The median household income was $23,500 and the median family income was $27,500. Males had a median income of $18,750 versus $16,071 for females. The per capita income for the city was $13,736. There were 8.3% of families and 9.6% of the population living below the poverty line, including no under eighteens and 3.1% of those over 64.

==Climate==
This climatic region is typified by large seasonal temperature differences, with warm to hot (and often humid) summers and cold (sometimes severely cold) winters. According to the Köppen Climate Classification system, Dunn Center has a humid continental climate, abbreviated "Dfb" on climate maps.

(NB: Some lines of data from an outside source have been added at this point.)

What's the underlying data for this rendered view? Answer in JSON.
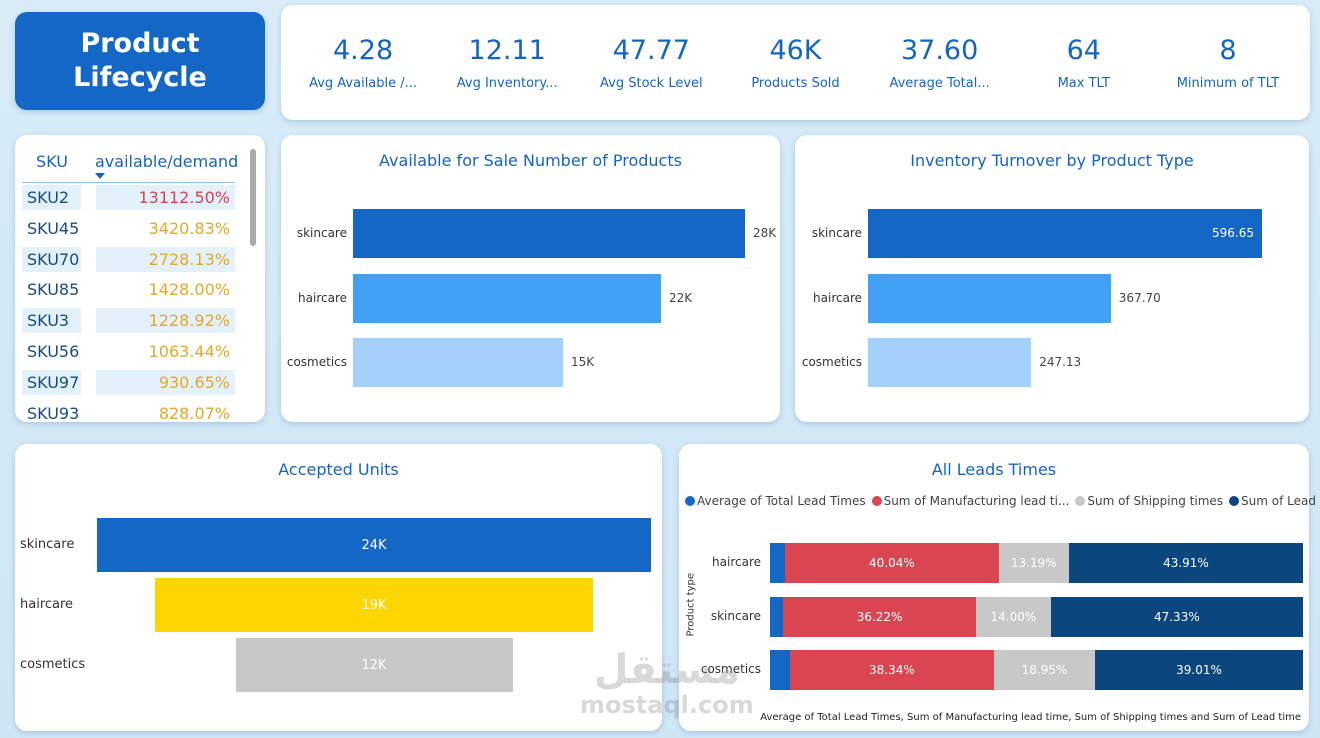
{
  "title": "Product Lifecycle",
  "kpis": [
    {
      "value": "4.28",
      "label": "Avg Available /..."
    },
    {
      "value": "12.11",
      "label": "Avg Inventory..."
    },
    {
      "value": "47.77",
      "label": "Avg Stock Level"
    },
    {
      "value": "46K",
      "label": "Products Sold"
    },
    {
      "value": "37.60",
      "label": "Average Total..."
    },
    {
      "value": "64",
      "label": "Max TLT"
    },
    {
      "value": "8",
      "label": "Minimum of TLT"
    }
  ],
  "sku_table": {
    "headers": [
      "SKU",
      "available/demand"
    ],
    "rows": [
      {
        "sku": "SKU2",
        "value": "13112.50%",
        "color": "#d9434f"
      },
      {
        "sku": "SKU45",
        "value": "3420.83%",
        "color": "#e3a82a"
      },
      {
        "sku": "SKU70",
        "value": "2728.13%",
        "color": "#e3a82a"
      },
      {
        "sku": "SKU85",
        "value": "1428.00%",
        "color": "#e3a82a"
      },
      {
        "sku": "SKU3",
        "value": "1228.92%",
        "color": "#e3a82a"
      },
      {
        "sku": "SKU56",
        "value": "1063.44%",
        "color": "#e3a82a"
      },
      {
        "sku": "SKU97",
        "value": "930.65%",
        "color": "#e3a82a"
      },
      {
        "sku": "SKU93",
        "value": "828.07%",
        "color": "#e3a82a"
      }
    ]
  },
  "chart_data": [
    {
      "type": "bar",
      "title": "Available for Sale Number of Products",
      "categories": [
        "skincare",
        "haircare",
        "cosmetics"
      ],
      "values": [
        28000,
        22000,
        15000
      ],
      "labels": [
        "28K",
        "22K",
        "15K"
      ],
      "colors": [
        "#1467c4",
        "#41a2f5",
        "#a3d1fc"
      ]
    },
    {
      "type": "bar",
      "title": "Inventory Turnover by Product Type",
      "categories": [
        "skincare",
        "haircare",
        "cosmetics"
      ],
      "values": [
        596.65,
        367.7,
        247.13
      ],
      "labels": [
        "596.65",
        "367.70",
        "247.13"
      ],
      "colors": [
        "#1467c4",
        "#41a2f5",
        "#a3d1fc"
      ]
    },
    {
      "type": "bar",
      "subtype": "funnel",
      "title": "Accepted Units",
      "categories": [
        "skincare",
        "haircare",
        "cosmetics"
      ],
      "values": [
        24000,
        19000,
        12000
      ],
      "labels": [
        "24K",
        "19K",
        "12K"
      ],
      "colors": [
        "#1467c4",
        "#fdd600",
        "#c8c8c8"
      ]
    },
    {
      "type": "bar",
      "subtype": "100% stacked",
      "title": "All Leads Times",
      "ylabel": "Product type",
      "xlabel": "Average of Total Lead Times, Sum of Manufacturing lead time, Sum of Shipping times and Sum of Lead time",
      "legend_position": "top-left",
      "categories": [
        "haircare",
        "skincare",
        "cosmetics"
      ],
      "series": [
        {
          "name": "Average of Total Lead Times",
          "color": "#1467c4",
          "values": [
            2.86,
            2.45,
            3.7
          ],
          "labels": [
            "",
            "",
            ""
          ]
        },
        {
          "name": "Sum of Manufacturing lead ti...",
          "color": "#d94550",
          "values": [
            40.04,
            36.22,
            38.34
          ],
          "labels": [
            "40.04%",
            "36.22%",
            "38.34%"
          ]
        },
        {
          "name": "Sum of Shipping times",
          "color": "#c8c8c8",
          "values": [
            13.19,
            14.0,
            18.95
          ],
          "labels": [
            "13.19%",
            "14.00%",
            "18.95%"
          ]
        },
        {
          "name": "Sum of Lead time",
          "color": "#0b467f",
          "values": [
            43.91,
            47.33,
            39.01
          ],
          "labels": [
            "43.91%",
            "47.33%",
            "39.01%"
          ]
        }
      ]
    }
  ],
  "watermark": {
    "arabic": "مستقل",
    "latin": "mostaql.com"
  }
}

Climate data for Dunn Center 1E, North Dakota (1991–2020 normals, extremes 1919–present)
| Month | Jan | Feb | Mar | Apr | May | Jun | Jul | Aug | Sep | Oct | Nov | Dec | Year |
| Record high °F (°C) | 62 (17) | 65 (18) | 80 (27) | 96 (36) | 100 (38) | 108 (42) | 111 (44) | 110 (43) | 107 (42) | 98 (37) | 77 (25) | 64 (18) | 111 (44) |
| Mean maximum °F (°C) | 46.8 (8.2) | 50.1 (10.1) | 64.9 (18.3) | 77.8 (25.4) | 85.7 (29.8) | 90.9 (32.7) | 95.7 (35.4) | 99.0 (37.2) | 93.1 (33.9) | 81.6 (27.6) | 62.8 (17.1) | 49.5 (9.7) | 100.4 (38.0) |
| Mean daily maximum °F (°C) | 24.4 (−4.2) | 28.6 (−1.9) | 41.0 (5.0) | 55.1 (12.8) | 66.4 (19.1) | 75.6 (24.2) | 83.5 (28.6) | 84.2 (29.0) | 73.1 (22.8) | 56.4 (13.6) | 40.2 (4.6) | 27.6 (−2.4) | 54.7 (12.6) |
| Daily mean °F (°C) | 12.3 (−10.9) | 16.2 (−8.8) | 28.2 (−2.1) | 41.5 (5.3) | 53.1 (11.7) | 62.7 (17.1) | 68.6 (20.3) | 68.3 (20.2) | 58.0 (14.4) | 43.0 (6.1) | 27.9 (−2.3) | 16.6 (−8.6) | 41.4 (5.2) |
| Mean daily minimum °F (°C) | 0.2 (−17.7) | 3.8 (−15.7) | 15.4 (−9.2) | 28.0 (−2.2) | 39.8 (4.3) | 49.7 (9.8) | 53.7 (12.1) | 52.3 (11.3) | 42.9 (6.1) | 29.5 (−1.4) | 15.7 (−9.1) | 5.7 (−14.6) | 28.1 (−2.2) |
| Mean minimum °F (°C) | −25.0 (−31.7) | −15.8 (−26.6) | −8.3 (−22.4) | 11.6 (−11.3) | 25.4 (−3.7) | 38.1 (3.4) | 41.9 (5.5) | 40.6 (4.8) | 27.9 (−2.3) | 13.6 (−10.2) | −3.7 (−19.8) | −18.7 (−28.2) | −28.0 (−33.3) |
| Record low °F (°C) | −46 (−43) | −52 (−47) | −35 (−37) | −14 (−26) | 12 (−11) | 22 (−6) | 33 (1) | 29 (−2) | 14 (−10) | −14 (−26) | −23 (−31) | −38 (−39) | −52 (−47) |
| Average precipitation inches (mm) | 0.36 (9.1) | 0.36 (9.1) | 0.73 (19) | 1.36 (35) | 2.62 (67) | 3.25 (83) | 2.46 (62) | 1.84 (47) | 1.72 (44) | 1.17 (30) | 0.55 (14) | 0.41 (10) | 16.83 (427) |
| Average snowfall inches (cm) | 7.0 (18) | 5.4 (14) | 6.8 (17) | 4.6 (12) | 0.5 (1.3) | 0.0 (0.0) | 0.0 (0.0) | 0.0 (0.0) | 0.1 (0.25) | 2.1 (5.3) | 6.7 (17) | 5.4 (14) | 38.6 (98.85) |
| Average precipitation days (≥ 0.01 in) | 5.1 | 4.6 | 5.7 | 6.4 | 8.7 | 10.4 | 8.0 | 6.8 | 5.7 | 5.3 | 4.9 | 5.1 | 76.7 |
| Average snowy days (≥ 0.1 in) | 4.6 | 3.8 | 4.2 | 1.8 | 0.4 | 0.0 | 0.0 | 0.0 | 0.1 | 0.9 | 3.6 | 5.0 | 24.4 |
Source: NOAA (precip days, snow/snow days 1981–2010)

==Education==
It is zoned to the Killdeer School District.